Today, VimpelCom, Global Telecom Holding (GTH), along with Warid Telecom Pakistan and Bank Alfalah (Dhabi Group shareholders) have received the permission from Islamabad High Court to consolidate Pakistan Mobile Communications Limited (Mobilink) and Warid Telecom (Warid).
Earlier this year, Mobilink and Warid had merged under the approval of Pakistan Telecom Authority, Competition Commission of Pakistan, Securities and Exchange Commission Pakistan, local and international creditors and State Bank of Pakistan.
Jean-Yves Charlier, Chief Executive Officer of VimpelCom, said:
“The High Court’s approval of the merger between Mobilink and Warid, confirms the creation of a world-class champion in Pakistan, and it marks another major step in VimpelCom’s transformation into a leading global technology group with the ambition to bring digital opportunities and experiences to a tenth of the world’s population.”
Chairman of Dhabi Group, His Highness Sheikh Nahayan Mabarak Al Nahayan, said:
“I am pleased to know that courts of Pakistan have approved the merger of Mobilink & Warid along with all pertinent regulatory approvals for consolidating the two businesses.

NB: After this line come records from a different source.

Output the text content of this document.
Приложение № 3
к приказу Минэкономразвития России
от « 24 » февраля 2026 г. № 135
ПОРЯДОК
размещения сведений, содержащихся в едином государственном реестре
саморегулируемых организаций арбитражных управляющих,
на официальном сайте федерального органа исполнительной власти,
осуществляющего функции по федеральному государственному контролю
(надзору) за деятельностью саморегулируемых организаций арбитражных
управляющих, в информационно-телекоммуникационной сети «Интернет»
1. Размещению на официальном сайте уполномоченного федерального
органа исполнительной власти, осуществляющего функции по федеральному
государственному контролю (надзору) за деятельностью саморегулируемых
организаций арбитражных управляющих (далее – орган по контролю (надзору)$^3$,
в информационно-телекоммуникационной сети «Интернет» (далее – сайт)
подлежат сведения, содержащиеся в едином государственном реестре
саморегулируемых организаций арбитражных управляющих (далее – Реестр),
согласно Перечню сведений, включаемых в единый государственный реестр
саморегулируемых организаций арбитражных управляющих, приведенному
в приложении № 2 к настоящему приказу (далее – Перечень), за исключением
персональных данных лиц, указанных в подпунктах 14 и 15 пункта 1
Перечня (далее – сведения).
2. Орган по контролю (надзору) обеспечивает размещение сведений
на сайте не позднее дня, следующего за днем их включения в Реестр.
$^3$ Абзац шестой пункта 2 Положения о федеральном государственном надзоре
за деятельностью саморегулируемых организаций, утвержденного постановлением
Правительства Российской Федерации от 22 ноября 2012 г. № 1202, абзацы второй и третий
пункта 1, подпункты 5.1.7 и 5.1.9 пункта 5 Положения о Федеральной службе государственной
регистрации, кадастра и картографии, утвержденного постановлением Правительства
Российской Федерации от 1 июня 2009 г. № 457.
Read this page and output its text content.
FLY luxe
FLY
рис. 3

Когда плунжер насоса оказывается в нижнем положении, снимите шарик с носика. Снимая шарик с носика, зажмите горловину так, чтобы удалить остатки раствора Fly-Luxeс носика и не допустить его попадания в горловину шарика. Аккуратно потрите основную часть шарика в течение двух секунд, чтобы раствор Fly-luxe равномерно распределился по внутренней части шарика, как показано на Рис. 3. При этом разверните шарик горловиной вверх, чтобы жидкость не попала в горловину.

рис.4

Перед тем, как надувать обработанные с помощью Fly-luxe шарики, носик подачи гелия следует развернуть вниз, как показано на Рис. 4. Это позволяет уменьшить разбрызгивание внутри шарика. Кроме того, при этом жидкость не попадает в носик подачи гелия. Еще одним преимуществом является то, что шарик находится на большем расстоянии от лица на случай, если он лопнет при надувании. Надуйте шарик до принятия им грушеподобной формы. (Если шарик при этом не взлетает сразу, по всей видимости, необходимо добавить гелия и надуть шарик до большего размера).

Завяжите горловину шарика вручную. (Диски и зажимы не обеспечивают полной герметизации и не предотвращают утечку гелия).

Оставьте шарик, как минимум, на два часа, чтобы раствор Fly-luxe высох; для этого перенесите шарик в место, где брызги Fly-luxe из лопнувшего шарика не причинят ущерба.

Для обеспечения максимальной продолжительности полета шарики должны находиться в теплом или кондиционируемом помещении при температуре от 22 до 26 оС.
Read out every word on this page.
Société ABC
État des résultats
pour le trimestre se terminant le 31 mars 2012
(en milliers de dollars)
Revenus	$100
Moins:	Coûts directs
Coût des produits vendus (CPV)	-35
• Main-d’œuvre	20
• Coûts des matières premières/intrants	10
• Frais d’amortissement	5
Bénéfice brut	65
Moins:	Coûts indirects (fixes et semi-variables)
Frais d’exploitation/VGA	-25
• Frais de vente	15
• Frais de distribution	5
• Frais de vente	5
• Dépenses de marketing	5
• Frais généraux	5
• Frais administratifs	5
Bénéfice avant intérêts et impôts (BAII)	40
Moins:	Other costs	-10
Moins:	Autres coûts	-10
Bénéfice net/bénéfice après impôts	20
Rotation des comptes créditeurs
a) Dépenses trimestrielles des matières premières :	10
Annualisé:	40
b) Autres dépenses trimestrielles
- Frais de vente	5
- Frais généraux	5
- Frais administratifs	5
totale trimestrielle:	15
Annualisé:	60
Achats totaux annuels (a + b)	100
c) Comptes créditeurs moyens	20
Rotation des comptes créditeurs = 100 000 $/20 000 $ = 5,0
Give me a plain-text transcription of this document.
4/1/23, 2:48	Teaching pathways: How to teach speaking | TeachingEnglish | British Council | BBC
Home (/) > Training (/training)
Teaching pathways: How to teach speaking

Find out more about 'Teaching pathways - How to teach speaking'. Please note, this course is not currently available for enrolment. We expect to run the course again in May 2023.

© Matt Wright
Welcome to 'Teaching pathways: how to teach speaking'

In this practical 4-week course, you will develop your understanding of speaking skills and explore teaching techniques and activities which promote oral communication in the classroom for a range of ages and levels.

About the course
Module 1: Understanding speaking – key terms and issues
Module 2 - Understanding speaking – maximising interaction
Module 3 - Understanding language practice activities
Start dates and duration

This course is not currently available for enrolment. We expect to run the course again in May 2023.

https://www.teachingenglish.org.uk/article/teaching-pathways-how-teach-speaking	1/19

This merger of is yet another landmark achieved, which will further accelerate advancements in the telecommunication sector in Pakistan. I am confident that the merged company will continue to contribute significantly to Pakistan’s economy while providing its customers with the highest quality of telecom services.”
Aamir Ibrahim, CEO – Mobilink and Warid said:
“The approval from Islamabad High Court marks a major and absolute milestone in our bid to merge the two businesses. The Group’s new digital systems will enable faster roll-out of new local products and services, particularly in the areas of mobile entertainment, communication, the Internet of Things, and mobile financial services. Through this, Pakistan’s digital development will be elevated to the next level, further reducing the digital divide as we transform the merged company from a legacy telecom to a leading technology company.”